La frontiera dei “Big Data” - ovvero quell’enorme quantità e aggregazione di dati oggi disponibile, gestibile con tecnologie avanzate – non riguarda solo il flusso di bit del web di files di testo, audio o video. La gestione dell’intero patrimonio di conoscenza raccolto può essere applicata anche a database tutt’altro che digitali, come dimostrano i ricercatori di Berkley che hanno messo a punto un programma e un sistema computerizzato che garantisce una ricostruzione veloce degli antenati dei linguaggi più moderni.
Il nuovo sistema computazionale californiano sfrutta un modello probabilistico  (il “Monte Carlo”, utilizzato abitualmente anche nelle ricostruzioni di modelli atomici in fisica teorica), per incrociare i vocaboli conosciuti con diverse radici semantiche relative a diverse lingue, ma con suono comune e origini ricollegabili tra di loro.
In ogni fase di calcolo dell’algoritmo, i percorsi evolutivi di linguaggi come il Proto-Indo Europeo o il Proto-Afroasiatico diventano più chiari.
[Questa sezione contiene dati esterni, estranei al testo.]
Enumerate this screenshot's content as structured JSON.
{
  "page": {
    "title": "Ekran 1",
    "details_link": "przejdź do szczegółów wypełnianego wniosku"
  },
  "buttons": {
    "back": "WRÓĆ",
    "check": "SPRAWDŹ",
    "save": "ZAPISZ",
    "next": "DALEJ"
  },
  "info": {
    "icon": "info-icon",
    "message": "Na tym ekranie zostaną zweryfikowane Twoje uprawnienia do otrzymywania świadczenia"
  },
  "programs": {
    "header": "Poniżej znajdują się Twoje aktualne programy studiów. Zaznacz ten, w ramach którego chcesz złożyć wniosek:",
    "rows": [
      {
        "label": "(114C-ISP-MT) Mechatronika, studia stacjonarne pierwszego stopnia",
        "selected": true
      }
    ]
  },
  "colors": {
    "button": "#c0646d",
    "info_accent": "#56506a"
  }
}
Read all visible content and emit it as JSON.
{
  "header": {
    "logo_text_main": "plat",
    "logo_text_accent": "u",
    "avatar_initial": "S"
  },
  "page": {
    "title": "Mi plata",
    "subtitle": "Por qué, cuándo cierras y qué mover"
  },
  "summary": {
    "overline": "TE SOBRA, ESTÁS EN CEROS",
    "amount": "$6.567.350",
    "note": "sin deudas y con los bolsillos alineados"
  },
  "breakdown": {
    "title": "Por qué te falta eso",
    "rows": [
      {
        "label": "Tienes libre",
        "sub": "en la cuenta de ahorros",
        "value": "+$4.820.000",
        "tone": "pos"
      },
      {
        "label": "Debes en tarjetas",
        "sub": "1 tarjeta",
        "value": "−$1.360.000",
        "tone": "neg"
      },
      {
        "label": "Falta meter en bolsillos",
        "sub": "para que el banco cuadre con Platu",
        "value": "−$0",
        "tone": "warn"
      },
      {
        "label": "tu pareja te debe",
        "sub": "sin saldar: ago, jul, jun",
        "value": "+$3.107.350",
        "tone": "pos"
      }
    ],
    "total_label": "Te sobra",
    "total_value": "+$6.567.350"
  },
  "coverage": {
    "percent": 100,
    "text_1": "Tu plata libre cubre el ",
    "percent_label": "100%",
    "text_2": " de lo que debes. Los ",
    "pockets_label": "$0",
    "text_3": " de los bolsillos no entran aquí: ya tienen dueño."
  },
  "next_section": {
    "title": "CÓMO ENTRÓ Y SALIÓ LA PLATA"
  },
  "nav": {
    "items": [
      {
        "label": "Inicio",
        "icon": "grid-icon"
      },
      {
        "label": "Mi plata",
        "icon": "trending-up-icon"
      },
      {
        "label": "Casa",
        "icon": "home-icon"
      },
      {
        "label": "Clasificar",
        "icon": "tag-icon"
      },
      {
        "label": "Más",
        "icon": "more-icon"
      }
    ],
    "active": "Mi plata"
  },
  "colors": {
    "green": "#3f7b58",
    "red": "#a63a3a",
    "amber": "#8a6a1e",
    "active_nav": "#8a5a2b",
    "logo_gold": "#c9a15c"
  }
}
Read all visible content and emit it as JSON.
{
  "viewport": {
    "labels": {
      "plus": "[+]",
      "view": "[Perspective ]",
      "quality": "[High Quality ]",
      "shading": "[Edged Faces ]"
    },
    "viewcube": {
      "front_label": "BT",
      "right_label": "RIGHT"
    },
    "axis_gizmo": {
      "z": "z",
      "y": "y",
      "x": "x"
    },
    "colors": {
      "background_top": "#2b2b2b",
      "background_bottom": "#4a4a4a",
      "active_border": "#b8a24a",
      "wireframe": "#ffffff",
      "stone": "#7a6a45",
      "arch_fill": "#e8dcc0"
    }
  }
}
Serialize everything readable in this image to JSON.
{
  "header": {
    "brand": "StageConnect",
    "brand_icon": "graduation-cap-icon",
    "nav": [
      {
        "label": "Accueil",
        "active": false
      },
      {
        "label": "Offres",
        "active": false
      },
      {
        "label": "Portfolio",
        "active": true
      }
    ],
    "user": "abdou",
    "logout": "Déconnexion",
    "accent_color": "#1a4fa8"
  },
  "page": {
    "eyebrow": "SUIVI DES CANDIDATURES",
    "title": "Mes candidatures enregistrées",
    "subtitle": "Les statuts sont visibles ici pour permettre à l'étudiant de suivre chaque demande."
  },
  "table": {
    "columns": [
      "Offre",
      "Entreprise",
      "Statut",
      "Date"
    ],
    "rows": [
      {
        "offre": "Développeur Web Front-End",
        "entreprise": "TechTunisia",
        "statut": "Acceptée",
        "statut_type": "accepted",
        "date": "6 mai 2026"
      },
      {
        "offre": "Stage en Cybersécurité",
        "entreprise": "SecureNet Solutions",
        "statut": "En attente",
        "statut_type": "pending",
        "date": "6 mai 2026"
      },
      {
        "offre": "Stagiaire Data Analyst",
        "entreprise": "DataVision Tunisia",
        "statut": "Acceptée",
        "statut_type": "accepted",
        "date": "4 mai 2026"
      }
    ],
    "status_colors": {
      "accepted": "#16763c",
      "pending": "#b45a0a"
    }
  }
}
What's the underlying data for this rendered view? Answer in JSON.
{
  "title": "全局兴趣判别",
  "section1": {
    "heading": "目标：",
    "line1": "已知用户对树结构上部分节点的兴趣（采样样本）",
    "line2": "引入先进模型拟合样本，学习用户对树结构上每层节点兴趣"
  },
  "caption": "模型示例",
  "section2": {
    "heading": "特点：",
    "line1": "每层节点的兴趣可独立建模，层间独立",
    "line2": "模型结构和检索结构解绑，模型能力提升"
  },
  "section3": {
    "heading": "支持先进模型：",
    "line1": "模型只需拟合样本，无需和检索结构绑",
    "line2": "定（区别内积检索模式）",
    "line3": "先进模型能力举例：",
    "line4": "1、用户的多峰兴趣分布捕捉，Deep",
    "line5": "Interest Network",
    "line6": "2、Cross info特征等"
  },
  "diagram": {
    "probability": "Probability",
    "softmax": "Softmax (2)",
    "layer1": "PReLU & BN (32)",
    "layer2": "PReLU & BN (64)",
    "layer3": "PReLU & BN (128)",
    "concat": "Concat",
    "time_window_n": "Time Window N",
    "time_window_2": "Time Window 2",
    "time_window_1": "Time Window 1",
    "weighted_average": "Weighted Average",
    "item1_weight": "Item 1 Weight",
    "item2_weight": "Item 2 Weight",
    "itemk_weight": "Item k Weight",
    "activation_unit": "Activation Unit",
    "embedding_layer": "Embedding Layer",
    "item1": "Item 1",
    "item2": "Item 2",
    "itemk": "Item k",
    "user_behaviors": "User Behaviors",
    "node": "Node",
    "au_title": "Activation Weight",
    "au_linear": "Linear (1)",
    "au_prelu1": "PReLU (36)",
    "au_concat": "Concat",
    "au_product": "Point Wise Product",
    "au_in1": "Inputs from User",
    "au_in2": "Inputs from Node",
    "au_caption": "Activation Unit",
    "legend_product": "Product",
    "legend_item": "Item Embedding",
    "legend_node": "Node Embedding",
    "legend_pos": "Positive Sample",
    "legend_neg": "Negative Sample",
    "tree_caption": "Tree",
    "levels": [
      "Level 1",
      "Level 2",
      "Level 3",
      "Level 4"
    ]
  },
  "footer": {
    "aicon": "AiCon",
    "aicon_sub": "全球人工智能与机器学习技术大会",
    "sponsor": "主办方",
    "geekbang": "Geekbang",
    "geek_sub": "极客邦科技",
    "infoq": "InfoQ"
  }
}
Questo programma è in grado, tuttavia, non solo di accelerare i processi di ricostruzione dei linguaggi più antichi su larga scala, ma, di conseguenza, facilita e completa la conoscenza che abbiamo sulle culture delle civiltà, basandosi sui loro vocabolari: una Big Data Analysis del passato.

“La cosa più entusiasmante del nuovo sistema sviluppato, è che vengono utilizzate molte delle idee già sviluppate dai linguisti circa la ricostruzione dell’evoluzione storica dei linguaggi, in modo inedito: più dati, più parole, più linguaggio, ma in meno tempo” – dichiara Dan Klein, professore associato di computer science all’università di Berkley e co-autore del paper pubblicato su PNAS.

La scoperta fatta a Berkley è un passo importante per la documentazione e gestione critica delle fonti storiche sul linguaggio e per tutelare la cultura e le conoscenze del passato. Infatti, mentre gli archeologi possono contare solo su fonti scritte, indagando il passato con un metodo comparativo, questo sistema consente di automatizzare l’analisi sulle relazioni tra linguaggi, con più alti livelli di certezza statistica.

La prossima ricostruzione in programma riguarda i proto-linguaggi delle popolazioni indigene del Nord-America.